Dienstag, 8. November, 19 Uhr, Kinderbibliothek am PFL, Peterstraße 1
Prof. Dr. Bettina Uhlig, Kunstdidaktikerin, Uni Hildesheim
„DA, DA und DA.
Zum Zusammenhang von Imaginationsprofil und Bildkonzept bei der Betrachtung und Gestaltung von unübersichtlichen Bildern“
Es ist die Besonderheit von Bildern, dass alle Bildelemente unmittelbar und gleichzeitig ansichtig sind. Je dichter und detaillierter ein Bild ist, desto größer ist die Herausforderung, das Bild visuell wahrzunehmen. Kann nicht mehr alles auf den ersten Blick erfasst werden, was auf einem Bild zu sehen ist, dann wird es unübersichtlich. Wann ein Bild als unübersichtlich erfahren wird, ist von Mensch zu Mensch unterschiedlich.

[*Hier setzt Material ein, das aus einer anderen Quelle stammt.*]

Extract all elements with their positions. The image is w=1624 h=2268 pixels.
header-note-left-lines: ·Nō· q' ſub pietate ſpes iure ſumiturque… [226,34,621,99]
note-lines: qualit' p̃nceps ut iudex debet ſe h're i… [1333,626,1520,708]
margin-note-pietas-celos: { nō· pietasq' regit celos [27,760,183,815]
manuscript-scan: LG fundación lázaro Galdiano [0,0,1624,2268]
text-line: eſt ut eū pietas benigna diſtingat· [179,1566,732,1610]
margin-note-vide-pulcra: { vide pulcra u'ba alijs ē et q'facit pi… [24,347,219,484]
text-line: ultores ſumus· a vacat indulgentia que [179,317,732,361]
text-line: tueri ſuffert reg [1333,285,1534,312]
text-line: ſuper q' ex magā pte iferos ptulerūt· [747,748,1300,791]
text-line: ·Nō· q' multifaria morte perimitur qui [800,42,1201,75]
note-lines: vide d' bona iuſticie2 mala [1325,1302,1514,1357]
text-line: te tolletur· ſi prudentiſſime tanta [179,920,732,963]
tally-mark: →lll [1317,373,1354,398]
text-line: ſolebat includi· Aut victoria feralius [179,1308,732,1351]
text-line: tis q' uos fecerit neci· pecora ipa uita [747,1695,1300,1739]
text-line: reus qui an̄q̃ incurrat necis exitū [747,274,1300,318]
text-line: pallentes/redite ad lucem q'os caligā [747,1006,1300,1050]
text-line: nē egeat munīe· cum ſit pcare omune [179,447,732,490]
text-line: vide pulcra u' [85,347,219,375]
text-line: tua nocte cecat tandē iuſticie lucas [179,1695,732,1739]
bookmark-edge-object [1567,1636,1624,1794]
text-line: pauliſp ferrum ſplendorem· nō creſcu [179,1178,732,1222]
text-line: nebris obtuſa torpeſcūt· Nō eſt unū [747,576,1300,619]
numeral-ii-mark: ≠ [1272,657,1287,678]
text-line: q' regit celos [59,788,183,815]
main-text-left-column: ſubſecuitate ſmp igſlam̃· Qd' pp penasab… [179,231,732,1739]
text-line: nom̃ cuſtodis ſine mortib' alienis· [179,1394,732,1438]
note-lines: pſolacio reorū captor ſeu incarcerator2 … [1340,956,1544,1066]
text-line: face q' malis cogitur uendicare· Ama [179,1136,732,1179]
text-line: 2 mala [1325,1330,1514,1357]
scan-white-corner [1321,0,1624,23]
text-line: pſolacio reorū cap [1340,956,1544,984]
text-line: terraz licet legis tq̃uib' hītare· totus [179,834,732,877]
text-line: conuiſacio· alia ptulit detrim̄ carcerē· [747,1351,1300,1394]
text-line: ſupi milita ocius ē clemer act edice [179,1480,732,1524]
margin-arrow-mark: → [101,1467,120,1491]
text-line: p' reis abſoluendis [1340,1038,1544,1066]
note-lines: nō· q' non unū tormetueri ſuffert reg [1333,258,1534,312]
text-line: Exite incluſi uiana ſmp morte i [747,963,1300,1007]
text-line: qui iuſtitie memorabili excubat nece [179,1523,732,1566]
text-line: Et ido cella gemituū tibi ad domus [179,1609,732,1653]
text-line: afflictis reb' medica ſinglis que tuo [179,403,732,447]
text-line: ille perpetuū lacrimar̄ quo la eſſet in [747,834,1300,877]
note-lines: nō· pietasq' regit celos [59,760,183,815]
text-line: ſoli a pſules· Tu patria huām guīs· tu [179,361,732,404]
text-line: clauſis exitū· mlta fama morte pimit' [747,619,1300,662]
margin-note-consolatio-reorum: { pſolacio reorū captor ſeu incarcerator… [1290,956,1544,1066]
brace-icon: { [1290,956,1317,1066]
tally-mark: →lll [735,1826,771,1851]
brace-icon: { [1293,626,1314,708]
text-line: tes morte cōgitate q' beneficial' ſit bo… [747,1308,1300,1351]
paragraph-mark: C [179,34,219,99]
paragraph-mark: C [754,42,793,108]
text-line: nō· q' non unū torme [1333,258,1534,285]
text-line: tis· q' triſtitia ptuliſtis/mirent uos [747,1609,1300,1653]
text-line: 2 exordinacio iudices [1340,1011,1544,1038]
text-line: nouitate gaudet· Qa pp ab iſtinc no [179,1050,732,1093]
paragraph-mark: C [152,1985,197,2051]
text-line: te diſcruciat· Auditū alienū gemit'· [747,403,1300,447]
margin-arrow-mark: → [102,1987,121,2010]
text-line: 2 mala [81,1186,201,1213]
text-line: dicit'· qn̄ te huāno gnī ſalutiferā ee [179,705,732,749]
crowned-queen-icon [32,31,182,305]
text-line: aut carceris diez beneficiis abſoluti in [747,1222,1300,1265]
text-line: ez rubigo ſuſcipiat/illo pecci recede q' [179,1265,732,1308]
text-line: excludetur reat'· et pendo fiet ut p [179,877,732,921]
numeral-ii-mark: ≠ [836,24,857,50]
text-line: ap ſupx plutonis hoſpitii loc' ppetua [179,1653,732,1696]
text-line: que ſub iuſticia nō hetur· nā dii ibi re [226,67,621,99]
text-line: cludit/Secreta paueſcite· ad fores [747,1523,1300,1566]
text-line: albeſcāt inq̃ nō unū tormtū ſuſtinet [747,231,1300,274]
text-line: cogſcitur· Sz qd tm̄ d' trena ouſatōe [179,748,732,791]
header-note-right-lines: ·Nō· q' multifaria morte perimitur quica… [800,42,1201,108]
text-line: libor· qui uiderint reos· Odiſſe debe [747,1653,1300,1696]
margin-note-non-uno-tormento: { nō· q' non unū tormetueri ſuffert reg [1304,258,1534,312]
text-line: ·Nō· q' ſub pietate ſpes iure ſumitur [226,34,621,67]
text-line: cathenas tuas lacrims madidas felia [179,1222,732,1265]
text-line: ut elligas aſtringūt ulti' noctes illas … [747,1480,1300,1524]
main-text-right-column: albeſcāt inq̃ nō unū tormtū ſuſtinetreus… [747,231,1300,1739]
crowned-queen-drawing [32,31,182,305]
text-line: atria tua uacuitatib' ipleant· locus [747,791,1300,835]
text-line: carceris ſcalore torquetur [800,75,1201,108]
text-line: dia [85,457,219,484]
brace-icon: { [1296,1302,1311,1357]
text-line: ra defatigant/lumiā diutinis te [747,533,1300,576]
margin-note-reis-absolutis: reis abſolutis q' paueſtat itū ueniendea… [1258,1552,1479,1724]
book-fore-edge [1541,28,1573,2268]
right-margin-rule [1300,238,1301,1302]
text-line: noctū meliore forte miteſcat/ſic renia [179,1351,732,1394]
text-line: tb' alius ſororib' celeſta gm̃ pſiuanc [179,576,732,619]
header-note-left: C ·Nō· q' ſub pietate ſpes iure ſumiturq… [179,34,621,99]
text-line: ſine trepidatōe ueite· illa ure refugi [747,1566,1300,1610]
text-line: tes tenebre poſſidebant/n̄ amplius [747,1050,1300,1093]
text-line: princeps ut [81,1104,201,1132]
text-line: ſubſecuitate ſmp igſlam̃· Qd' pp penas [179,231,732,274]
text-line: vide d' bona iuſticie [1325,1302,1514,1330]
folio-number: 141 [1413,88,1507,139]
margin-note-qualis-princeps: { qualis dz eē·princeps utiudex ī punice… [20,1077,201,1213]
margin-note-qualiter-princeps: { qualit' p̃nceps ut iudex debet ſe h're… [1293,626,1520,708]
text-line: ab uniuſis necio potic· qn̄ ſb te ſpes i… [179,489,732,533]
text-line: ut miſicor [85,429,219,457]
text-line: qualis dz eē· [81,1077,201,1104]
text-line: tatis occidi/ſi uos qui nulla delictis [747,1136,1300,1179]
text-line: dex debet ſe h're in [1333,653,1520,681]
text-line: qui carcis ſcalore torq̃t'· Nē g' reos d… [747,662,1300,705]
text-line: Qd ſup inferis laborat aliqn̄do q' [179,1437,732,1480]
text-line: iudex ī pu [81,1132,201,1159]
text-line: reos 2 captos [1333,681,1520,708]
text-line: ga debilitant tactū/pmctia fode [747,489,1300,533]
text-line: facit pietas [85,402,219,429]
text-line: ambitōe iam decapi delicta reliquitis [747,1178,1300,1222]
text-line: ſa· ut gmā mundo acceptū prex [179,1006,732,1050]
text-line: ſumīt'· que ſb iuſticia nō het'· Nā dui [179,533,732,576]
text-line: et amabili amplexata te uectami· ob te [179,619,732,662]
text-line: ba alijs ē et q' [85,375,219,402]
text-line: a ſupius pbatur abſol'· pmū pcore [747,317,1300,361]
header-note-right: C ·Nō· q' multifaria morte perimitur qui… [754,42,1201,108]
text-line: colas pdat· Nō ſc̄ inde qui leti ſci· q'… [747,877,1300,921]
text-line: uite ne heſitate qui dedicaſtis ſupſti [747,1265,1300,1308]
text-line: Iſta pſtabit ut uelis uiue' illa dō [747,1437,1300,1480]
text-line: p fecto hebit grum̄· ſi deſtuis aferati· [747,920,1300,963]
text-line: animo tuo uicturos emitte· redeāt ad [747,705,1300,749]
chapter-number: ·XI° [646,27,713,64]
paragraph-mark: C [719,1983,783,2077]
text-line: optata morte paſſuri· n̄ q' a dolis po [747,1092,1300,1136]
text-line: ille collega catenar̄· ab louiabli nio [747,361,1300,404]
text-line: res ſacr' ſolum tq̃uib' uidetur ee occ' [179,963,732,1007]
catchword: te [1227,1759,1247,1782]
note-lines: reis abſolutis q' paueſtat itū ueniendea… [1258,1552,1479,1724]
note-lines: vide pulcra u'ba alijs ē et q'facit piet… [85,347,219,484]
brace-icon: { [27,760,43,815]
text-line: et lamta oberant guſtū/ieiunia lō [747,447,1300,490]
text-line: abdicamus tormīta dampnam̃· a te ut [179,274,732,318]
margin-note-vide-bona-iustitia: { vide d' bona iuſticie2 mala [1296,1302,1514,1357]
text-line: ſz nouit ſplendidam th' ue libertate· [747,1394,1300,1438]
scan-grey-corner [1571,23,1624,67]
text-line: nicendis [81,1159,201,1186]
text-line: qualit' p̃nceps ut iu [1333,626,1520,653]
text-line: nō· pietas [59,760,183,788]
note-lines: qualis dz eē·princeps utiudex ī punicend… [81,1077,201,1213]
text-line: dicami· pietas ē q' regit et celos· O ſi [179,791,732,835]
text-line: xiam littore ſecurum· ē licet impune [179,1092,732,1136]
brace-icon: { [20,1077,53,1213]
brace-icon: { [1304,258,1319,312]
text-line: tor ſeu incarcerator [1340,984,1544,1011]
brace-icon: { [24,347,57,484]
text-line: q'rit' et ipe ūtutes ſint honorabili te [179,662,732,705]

Der Vortrag thematisiert die Differenzen zwischen Kindern bei der Rezeption und Gestaltung unübersichtlicher Bilder auf der Grundlage diverser Imaginationsprofile und Bildkonzepte und entwickelt Überlegungen für einen differenzierten didaktischen Umgang mit unübersichtlichen Bildern.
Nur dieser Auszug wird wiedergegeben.